Матушка П. посмотрела, увидела женщину, которая стояла и сильно плакала, и просила пропустить к батюшке. Но ма­тушка П., жалея старца, сказала: «Когда батюшка покушает, тогда пройдете. Он вас сейчас не примет». Но женщина про­должала плакать. А батюшке матушка П. сказала: «Обедайте, батюшка, там никого нет».

Отец Лаврентий взял несколько ложек своей похлебки из горшочка, повернул голову и опять говорит: «Там, как гово­рится, кто-то пришел, позови ее». «Да нет там никого, обе­дайте спокойно», — настаивала на своем матушка П. Батюш­ка взял еще ложку, потом расстроенно положил ложку на стол и громко произнес: «Я тебе сказал, что там стоит женщина и плачет, пойди, приведи ее». И сам приподнялся с места, как бы встречая плачущую.

Перед нами появилась женщина средних лет, которая сильно плакала. По-видимому, великое горе привело ее сюда. Батюшка провел ее в свою келью, побеседовал, и минут через десять женщина вышла совершенно другой, с улыбкой ра­достно поклонилась и ушла.

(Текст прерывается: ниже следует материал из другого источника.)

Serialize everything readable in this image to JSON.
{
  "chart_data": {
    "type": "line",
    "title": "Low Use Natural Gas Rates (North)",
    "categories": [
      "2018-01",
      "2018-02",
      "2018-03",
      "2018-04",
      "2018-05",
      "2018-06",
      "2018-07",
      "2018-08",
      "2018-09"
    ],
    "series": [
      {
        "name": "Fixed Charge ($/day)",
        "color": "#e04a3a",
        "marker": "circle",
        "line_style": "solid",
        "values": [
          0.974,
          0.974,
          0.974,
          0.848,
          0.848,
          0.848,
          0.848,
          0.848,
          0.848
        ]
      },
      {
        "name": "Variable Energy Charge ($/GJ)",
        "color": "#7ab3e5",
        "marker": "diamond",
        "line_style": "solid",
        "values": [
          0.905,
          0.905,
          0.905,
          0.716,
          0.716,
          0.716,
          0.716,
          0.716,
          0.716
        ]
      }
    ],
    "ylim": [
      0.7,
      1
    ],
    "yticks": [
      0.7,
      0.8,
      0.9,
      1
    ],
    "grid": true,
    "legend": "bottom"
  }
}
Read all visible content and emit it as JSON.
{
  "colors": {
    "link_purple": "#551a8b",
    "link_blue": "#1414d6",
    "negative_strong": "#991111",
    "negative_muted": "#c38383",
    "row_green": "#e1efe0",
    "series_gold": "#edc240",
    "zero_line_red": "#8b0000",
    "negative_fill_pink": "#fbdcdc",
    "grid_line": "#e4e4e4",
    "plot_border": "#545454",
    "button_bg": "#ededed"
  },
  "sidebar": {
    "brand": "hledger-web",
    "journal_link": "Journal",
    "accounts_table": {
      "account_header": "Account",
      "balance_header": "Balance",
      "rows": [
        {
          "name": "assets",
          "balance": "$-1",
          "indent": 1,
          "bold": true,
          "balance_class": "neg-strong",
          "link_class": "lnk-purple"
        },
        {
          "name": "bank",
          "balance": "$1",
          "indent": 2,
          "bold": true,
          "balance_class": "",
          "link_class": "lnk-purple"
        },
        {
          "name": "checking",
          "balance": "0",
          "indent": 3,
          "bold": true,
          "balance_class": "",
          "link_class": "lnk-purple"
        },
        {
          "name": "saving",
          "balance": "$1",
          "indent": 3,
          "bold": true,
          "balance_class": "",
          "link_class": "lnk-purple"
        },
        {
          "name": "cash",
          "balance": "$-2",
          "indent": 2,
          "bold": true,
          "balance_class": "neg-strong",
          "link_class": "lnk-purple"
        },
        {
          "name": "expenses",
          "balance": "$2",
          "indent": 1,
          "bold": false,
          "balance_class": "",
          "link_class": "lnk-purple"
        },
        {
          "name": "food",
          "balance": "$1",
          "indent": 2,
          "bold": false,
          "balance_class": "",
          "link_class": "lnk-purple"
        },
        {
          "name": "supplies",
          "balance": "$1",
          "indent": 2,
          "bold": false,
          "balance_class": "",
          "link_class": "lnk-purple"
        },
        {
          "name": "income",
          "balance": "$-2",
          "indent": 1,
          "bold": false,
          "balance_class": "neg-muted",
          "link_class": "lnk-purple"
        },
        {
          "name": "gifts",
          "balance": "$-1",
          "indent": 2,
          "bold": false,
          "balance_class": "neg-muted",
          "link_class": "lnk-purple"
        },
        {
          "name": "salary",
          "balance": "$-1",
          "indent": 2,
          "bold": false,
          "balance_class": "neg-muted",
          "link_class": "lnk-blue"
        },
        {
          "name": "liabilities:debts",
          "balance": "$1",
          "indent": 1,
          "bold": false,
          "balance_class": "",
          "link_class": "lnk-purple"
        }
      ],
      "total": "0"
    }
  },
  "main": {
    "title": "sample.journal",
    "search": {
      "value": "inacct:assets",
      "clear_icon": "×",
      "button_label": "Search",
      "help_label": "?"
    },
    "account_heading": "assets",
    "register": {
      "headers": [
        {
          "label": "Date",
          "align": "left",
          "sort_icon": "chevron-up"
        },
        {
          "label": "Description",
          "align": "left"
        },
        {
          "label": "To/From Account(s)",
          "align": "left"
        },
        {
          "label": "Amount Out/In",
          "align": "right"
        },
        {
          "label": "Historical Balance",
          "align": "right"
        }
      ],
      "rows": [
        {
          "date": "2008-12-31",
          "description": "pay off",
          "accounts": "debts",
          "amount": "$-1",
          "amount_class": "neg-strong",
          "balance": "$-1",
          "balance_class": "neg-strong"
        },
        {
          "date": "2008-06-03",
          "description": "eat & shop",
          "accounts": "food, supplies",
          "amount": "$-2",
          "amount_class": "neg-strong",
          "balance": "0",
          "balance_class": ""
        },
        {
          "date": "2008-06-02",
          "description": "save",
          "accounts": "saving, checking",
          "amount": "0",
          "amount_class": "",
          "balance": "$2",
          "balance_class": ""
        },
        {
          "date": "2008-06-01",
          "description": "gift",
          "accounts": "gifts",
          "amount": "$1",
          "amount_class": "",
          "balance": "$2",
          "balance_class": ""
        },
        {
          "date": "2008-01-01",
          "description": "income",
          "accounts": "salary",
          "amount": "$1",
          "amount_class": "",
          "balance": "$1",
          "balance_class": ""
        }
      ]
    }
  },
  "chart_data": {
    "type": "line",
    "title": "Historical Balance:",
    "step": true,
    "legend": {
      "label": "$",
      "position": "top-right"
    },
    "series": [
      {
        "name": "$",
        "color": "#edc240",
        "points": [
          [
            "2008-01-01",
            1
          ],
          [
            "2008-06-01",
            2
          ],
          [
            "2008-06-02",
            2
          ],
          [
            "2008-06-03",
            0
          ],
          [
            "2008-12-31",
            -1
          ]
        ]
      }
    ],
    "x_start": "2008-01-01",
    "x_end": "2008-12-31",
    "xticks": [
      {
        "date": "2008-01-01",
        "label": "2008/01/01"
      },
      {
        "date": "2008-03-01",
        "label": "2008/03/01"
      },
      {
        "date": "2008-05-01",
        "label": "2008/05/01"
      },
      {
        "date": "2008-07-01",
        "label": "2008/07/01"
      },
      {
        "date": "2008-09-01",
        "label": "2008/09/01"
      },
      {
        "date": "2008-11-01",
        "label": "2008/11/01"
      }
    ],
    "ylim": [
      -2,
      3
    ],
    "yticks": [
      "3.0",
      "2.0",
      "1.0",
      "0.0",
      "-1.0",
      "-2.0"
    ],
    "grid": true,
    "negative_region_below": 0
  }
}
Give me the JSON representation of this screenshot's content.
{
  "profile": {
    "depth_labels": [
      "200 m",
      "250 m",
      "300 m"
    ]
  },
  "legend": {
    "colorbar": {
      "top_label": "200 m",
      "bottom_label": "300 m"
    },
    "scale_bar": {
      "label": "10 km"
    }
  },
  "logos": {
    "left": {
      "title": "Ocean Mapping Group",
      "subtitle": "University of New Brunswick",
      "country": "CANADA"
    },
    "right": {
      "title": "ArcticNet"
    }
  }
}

А батюшка сел за стол, да и говорит матушке П.: «Если ты видела, что плачет человек, как ты могла кушать?»

Вот такой был великий старец Лаврентий, что все мог ви­деть. Я была этому свидетель в день моего Ангела Симеона Богоприимца и пророчицы Анны».

У батюшки была безграничная любовь к людям. Однажды зашел к батюшке Пимен Никитич, который жил рядом с мо­настырем. Он был верующий мастеровой мужик. Он принес свою скрипку и хотел показать свое искусство. Начал играть псалмы. Но у него хорошо не получалось. Он нервничал, рас­страивался. Батюшка заметил это, да и говорит: «А ну, давай, заиграй ,,Казачка“». Эта вещь зазвучала у него отлично. По­хвалил его батюшка, и тот с радостью ушел домой.

Батюшка часто плакал — и во время молитвы, и во время пения. Не раз слезно повторял такие слова: «Здесь, на этом свете, Господь даровал каждому человеку свободу. Он может слушать пение, наслаждаясь им, хвалить Господа устами и сердцем. А в будущей жизни будет не так. Только тот будет слышать и наслаждаться, кого Господь сподобит, потому что многие за свою грешную и нерадивую жизнь лишатся этого навеки».

Когда рукополагали во священники, батюшка обливался слезами. Его однажды спросили сестры, почему он так плачет. Батюшка ответил, что многие и многие погибнут из этих свя­щенников за свою небрежность и нерадивую жизнь духовную. Они не будут думать о своем спасении, а тем более о других.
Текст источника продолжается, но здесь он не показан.